JAKARTA, 4 November 2025 – Tindakan memviralkan rincian utang seseorang di media sosial, termasuk menyebarkan identitas, foto, atau jumlah tagihan, kini semakin memiliki konsekuensi hukum pidana yang serius. Para ahli hukum memperingatkan bahwa penagihan utang dengan cara mempermalukan di ranah digital dapat melanggar dua undang-undang utama: Undang-Undang Nomor 27 Tahun 2022 tentang Perlindungan Data Pribadi (UU PDP) dan ketentuan tentang pencemaran nama baik dalam Kitab Undang-Undang Hukum Pidana (KUHP) yang baru (UU Nomor 1 Tahun 2023).
️ Ancaman dari UU Perlindungan Data Pribadi (UU PDP)
Pakar hukum digital menyoroti bahwa tindakan memublikasikan utang seseorang di media sosial tanpa persetujuan merupakan bentuk pelanggaran terhadap hak privasi dan perlindungan data pribadi.
- Pelanggaran: Nama, foto, dan rincian utang merupakan data pribadi yang tidak boleh disebarkan tanpa izin subjek data (orang yang berutang).
- Sanksi: Pelaku yang terbukti menyebarkan data pribadi dengan maksud untuk memperoleh keuntungan (seperti memaksa pelunasan) dapat dijerat berdasarkan UU PDP dengan ancaman pidana penjara dan/atau denda yang signifikan.
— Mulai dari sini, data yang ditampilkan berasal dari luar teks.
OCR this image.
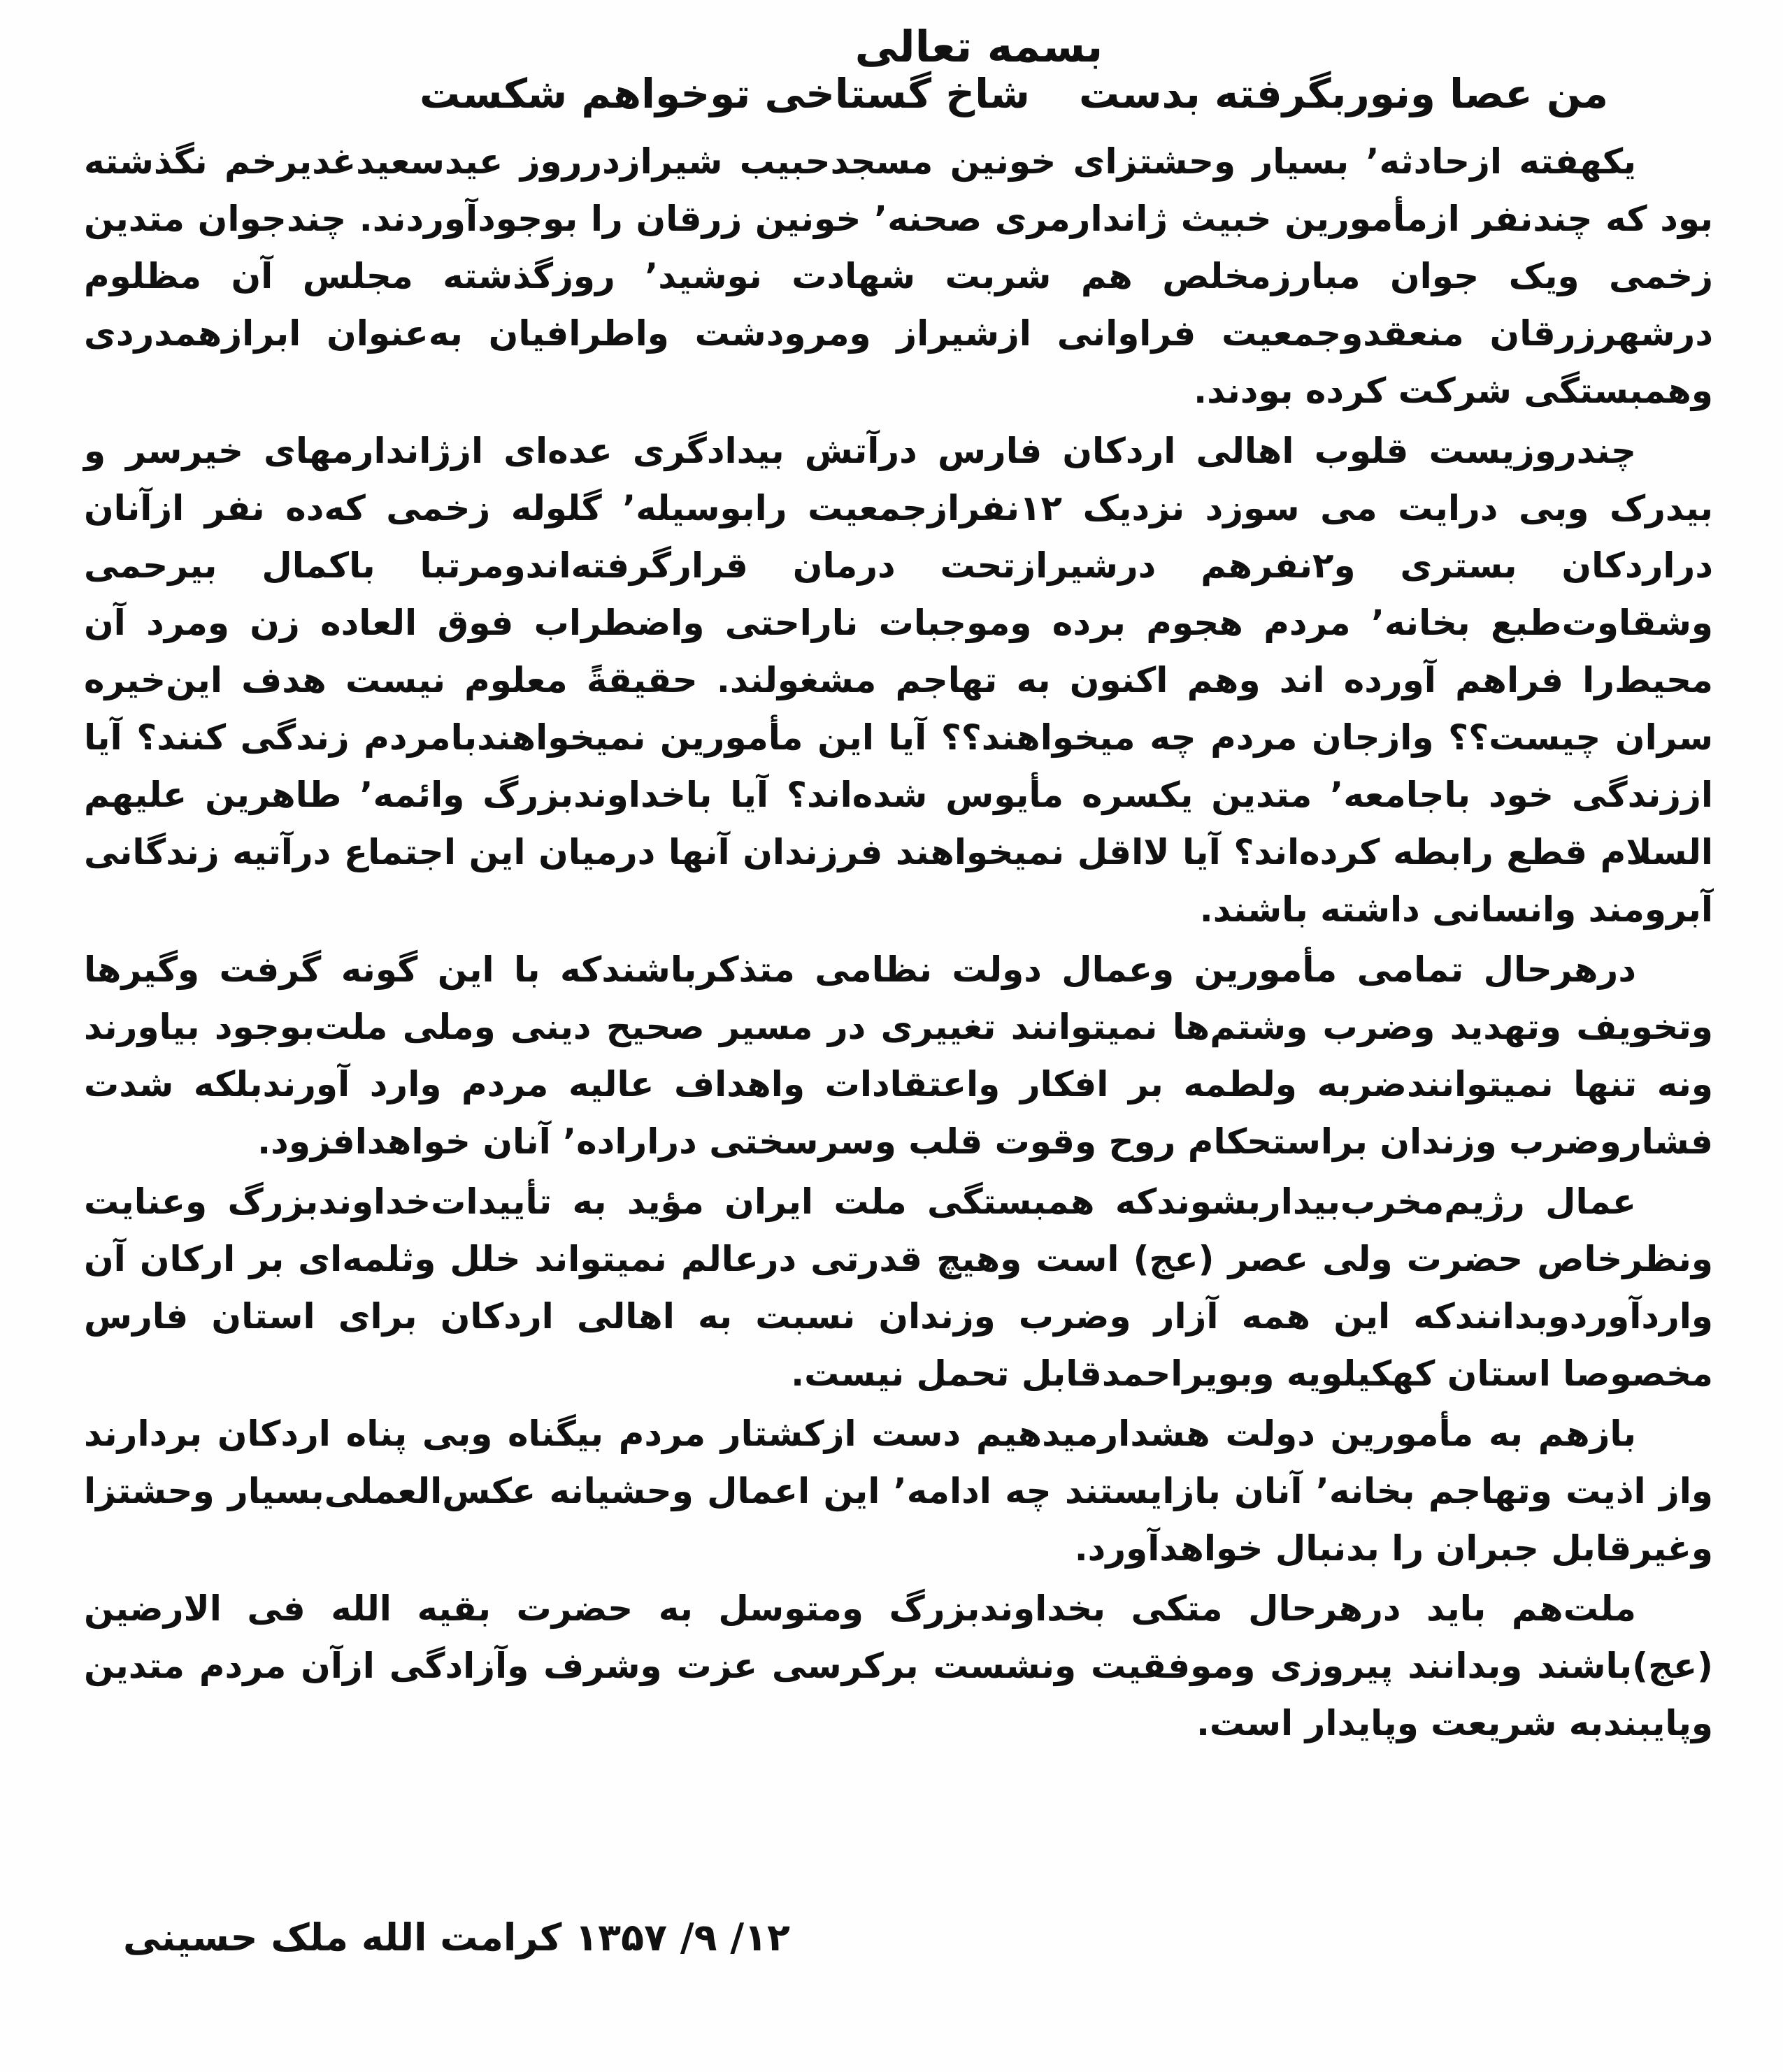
بسمه تعالی
من عصا ونوربگرفته بدست
شاخ گستاخی توخواهم شکست

یکهفته ازحادثه٬ بسیار وحشتزای خونین مسجدحبیب شیرازدرروز عیدسعیدغدیرخم نگذشته بود که چندنفر ازمأمورین خبیث ژاندارمری صحنه٬ خونین زرقان را بوجودآوردند. چندجوان متدین زخمی ویک جوان مبارزمخلص هم شربت شهادت نوشید٬ روزگذشته مجلس آن مظلوم درشهرزرقان منعقدوجمعیت فراوانی ازشیراز ومرودشت واطرافیان به‌عنوان ابرازهمدردی وهمبستگی شرکت کرده بودند.

چندروزیست قلوب اهالی اردکان فارس درآتش بیدادگری عده‌ای ازژاندارمهای خیرسر و بیدرک وبی درایت می سوزد نزدیک ۱۲نفرازجمعیت رابوسیله٬ گلوله زخمی که‌ده نفر ازآنان دراردکان بستری و۲نفرهم درشیرازتحت درمان قرارگرفته‌اندومرتبا باکمال بیرحمی وشقاوت‌طبع بخانه٬ مردم هجوم برده وموجبات ناراحتی واضطراب فوق العاده زن ومرد آن محیط‌را فراهم آورده اند وهم اکنون به تهاجم مشغولند. حقیقةً معلوم نیست هدف این‌خیره سران چیست؟؟ وازجان مردم چه میخواهند؟؟ آیا این مأمورین نمیخواهند‌بامردم زندگی کنند؟ آیا اززندگی خود باجامعه٬ متدین یکسره مأیوس شده‌اند؟ آیا باخداوندبزرگ وائمه٬ طاهرین علیهم السلام قطع رابطه کرده‌اند؟ آیا لااقل نمیخواهند فرزندان آنها درمیان این اجتماع درآتیه زندگانی آبرومند وانسانی داشته باشند.

درهرحال تمامی مأمورین وعمال دولت نظامی متذکرباشندکه با این گونه گرفت وگیرها وتخویف وتهدید وضرب وشتم‌ها نمیتوانند تغییری در مسیر صحیح دینی وملی ملت‌بوجود بیاورند ونه تنها نمیتوانندضربه ولطمه بر افکار واعتقادات واهداف عالیه مردم وارد آورندبلکه شدت فشاروضرب وزندان براستحکام روح وقوت قلب وسرسختی دراراده٬ آنان خواهدافزود.

عمال رژیم‌مخرب‌بیداربشوندکه همبستگی ملت ایران مؤید به تأییدات‌خداوندبزرگ وعنایت ونظرخاص حضرت ولی عصر (عج) است وهیچ قدرتی درعالم نمیتواند خلل وثلمه‌ای بر ارکان آن واردآوردوبدانندکه این همه آزار وضرب وزندان نسبت به اهالی اردکان برای استان فارس مخصوصا استان کهکیلویه وبویراحمدقابل تحمل نیست.

بازهم به مأمورین دولت هشدارمیدهیم دست ازکشتار مردم بیگناه وبی پناه اردکان بردارند واز اذیت وتهاجم بخانه٬ آنان بازایستند چه ادامه٬ این اعمال وحشیانه عکس‌العملی‌بسیار وحشتزا وغیرقابل جبران را بدنبال خواهدآورد.

ملت‌هم باید درهرحال متکی بخداوندبزرگ ومتوسل به حضرت بقیه الله فی الارضین (عج)باشند وبدانند پیروزی وموفقیت ونشست برکرسی عزت وشرف وآزادگی ازآن مردم متدین وپایبندبه شریعت وپایدار است.

۱۲/ ۹/ ۱۳۵۷ کرامت الله ملک حسینی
UU PDP secara tegas melindungi setiap individu dari penyalahgunaan data pribadinya.
⚖️ Potensi Jerat Pencemaran Nama Baik KUHP Baru
Selain UU PDP, tindakan memviralkan utang juga sangat rentan melanggar hukum pidana terkait penghinaan atau pencemaran nama baik, yang kini diatur dalam KUHP Baru (berlaku efektif 2026).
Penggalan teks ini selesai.